Cuesta mantener el espíritu de colaboración cuando se cede el campo en las calles y carreteras, y los conductores a menudo ya no agradecen el gesto. Me ha sucedido, incluso, que ponen cara de que es para mi un privilegio haberles servido. Asimismo, me ha tocado ver incluso a señoras de altos moños, y entradas en años, que pasan cruzando filas y olvidando el “con permiso”. Simplemente, los demás somos invisibles para el galopante paso de sus señorías. A menor edad, este fenómeno tiende a intensificarse.

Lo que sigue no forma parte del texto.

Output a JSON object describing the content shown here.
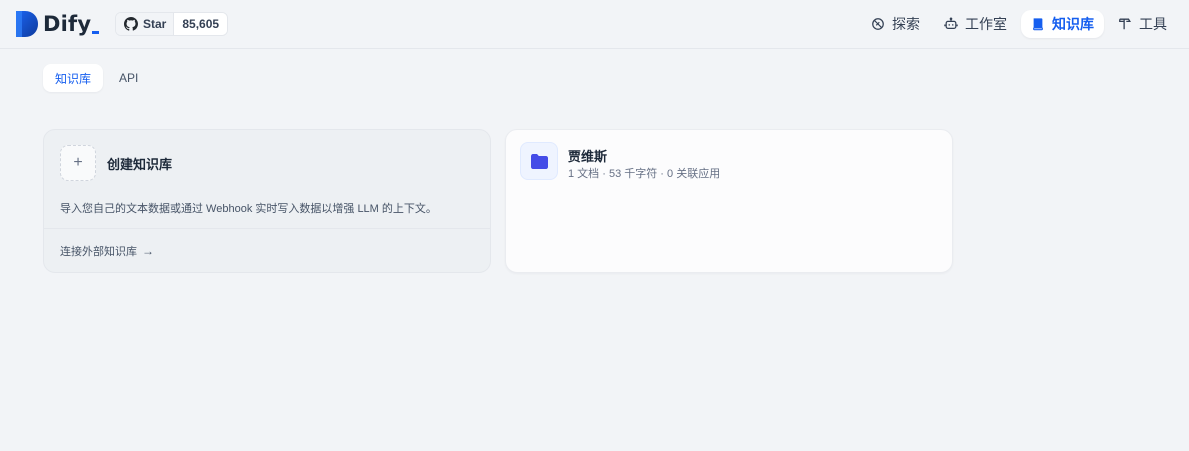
{
  "brand": {
    "name": "Dify"
  },
  "github": {
    "star_label": "Star",
    "star_count": "85,605"
  },
  "nav": {
    "items": [
      {
        "label": "探索",
        "icon": "explore-icon",
        "active": false
      },
      {
        "label": "工作室",
        "icon": "robot-icon",
        "active": false
      },
      {
        "label": "知识库",
        "icon": "book-icon",
        "active": true
      },
      {
        "label": "工具",
        "icon": "hammer-icon",
        "active": false
      }
    ]
  },
  "tabs": [
    {
      "label": "知识库",
      "active": true
    },
    {
      "label": "API",
      "active": false
    }
  ],
  "create_card": {
    "title": "创建知识库",
    "plus": "+",
    "description": "导入您自己的文本数据或通过 Webhook 实时写入数据以增强 LLM 的上下文。",
    "connect_label": "连接外部知识库",
    "connect_arrow": "→"
  },
  "datasets": [
    {
      "name": "贾维斯",
      "meta": "1 文档 · 53 千字符 · 0 关联应用",
      "icon": "folder-icon"
    }
  ],
  "colors": {
    "accent": "#155eef",
    "folder": "#444ce7",
    "background": "#f2f4f7"
  }
}
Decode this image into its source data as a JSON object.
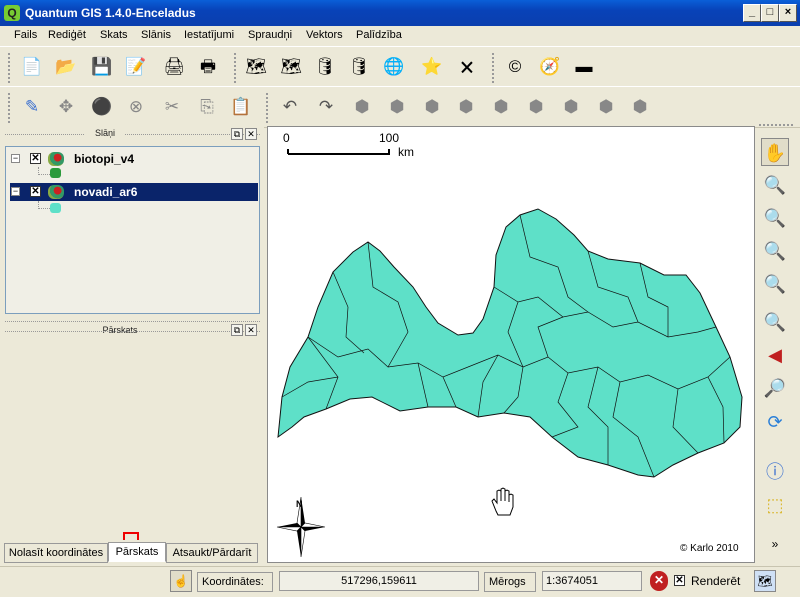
{
  "window": {
    "title": "Quantum GIS 1.4.0-Enceladus",
    "app_icon": "Q",
    "controls": [
      "_",
      "□",
      "×"
    ]
  },
  "menu": [
    "Fails",
    "Rediģēt",
    "Skats",
    "Slānis",
    "Iestatījumi",
    "Spraudņi",
    "Vektors",
    "Palīdzība"
  ],
  "toolbar1": [
    "📄",
    "📂",
    "💾",
    "📝",
    "🖨",
    "🖶",
    "🗺",
    "🗺",
    "🛢",
    "🛢",
    "🌐",
    "⭐",
    "🗙",
    "©",
    "🧭",
    "▬"
  ],
  "toolbar2": [
    "✎",
    "✥",
    "⚫",
    "⊗",
    "✂",
    "⎘",
    "📋",
    "↶",
    "↷",
    "⬢",
    "⬢",
    "⬢",
    "⬢",
    "⬢",
    "⬢",
    "⬢",
    "⬢",
    "⬢"
  ],
  "panels": {
    "layers_title": "Slāņi",
    "overview_title": "Pārskats"
  },
  "layers": [
    {
      "name": "biotopi_v4",
      "checked": "✕",
      "expanded": "−",
      "selected": false
    },
    {
      "name": "novadi_ar6",
      "checked": "✕",
      "expanded": "−",
      "selected": true
    }
  ],
  "tabs": [
    "Nolasīt koordinātes",
    "Pārskats",
    "Atsaukt/Pārdarīt"
  ],
  "map": {
    "scale_start": "0",
    "scale_end": "100",
    "scale_unit": "km",
    "north": "N",
    "copyright": "© Karlo 2010",
    "fill": "#5ee0c8"
  },
  "right_tools": [
    "✋",
    "🔍",
    "🔍",
    "🔍",
    "🔍",
    "🔍",
    "◀",
    "🔎",
    "⟳",
    "ⓘ",
    "⬚",
    "»"
  ],
  "status": {
    "coord_label": "Koordinātes:",
    "coord_value": "517296,159611",
    "scale_label": "Mērogs",
    "scale_value": "1:3674051",
    "render_label": "Renderēt",
    "stop": "✕",
    "render_check": "✕"
  }
}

No estamos solos. De niño, mis padres se esmeraron en brindarme una buena educación: lo primero fue inculcarme la cortesía y la urbanidad, y entender que no estamos solos en la ciudad, no somos islas ambulantes y tenemos la capacidad de mejorar o arruinar el rato a nuestros semejantes. Lo que más me ha sorprendido recientemente es ver a personas en autos sencillos, imaginando que conducen carros de carrera en circuitos de competencia que están en sus mentes. Casi siempre, los vehículos exhiben accesorios extraños, colores imposibles y calcomanías variopintas, además de que suelen emitir sonidos fuertes.

Seguramente, a estas alturas del partido, me estoy quedando rezagado en las formas sociales, pero algo del sentido común insiste en decirme que puede ser que tenga razón para mi perorata. No es posible que uno vaya a un cine, pague una entrada para disfrutar una película y haya personas que hablen en voz alta, como si estuvieran en la sala de su casa, importándoles un comino si molestan a los demás parroquianos que nos encontramos presentes. Si usted quiere generar un conflicto, intente razonar con ellos y verá cómo bajan los pies de los asientos delanteros y se enervan por interrumpirles su sacrosanto derecho de incordiar.

No se debe generalizar, pero hay todo tipo de gente: muchos respetan los protocolos sociales de convivencia, pero no se puede negar que algo de razón tenía Jean-Paul Sartre cuando dijo que “el infierno son los demás”.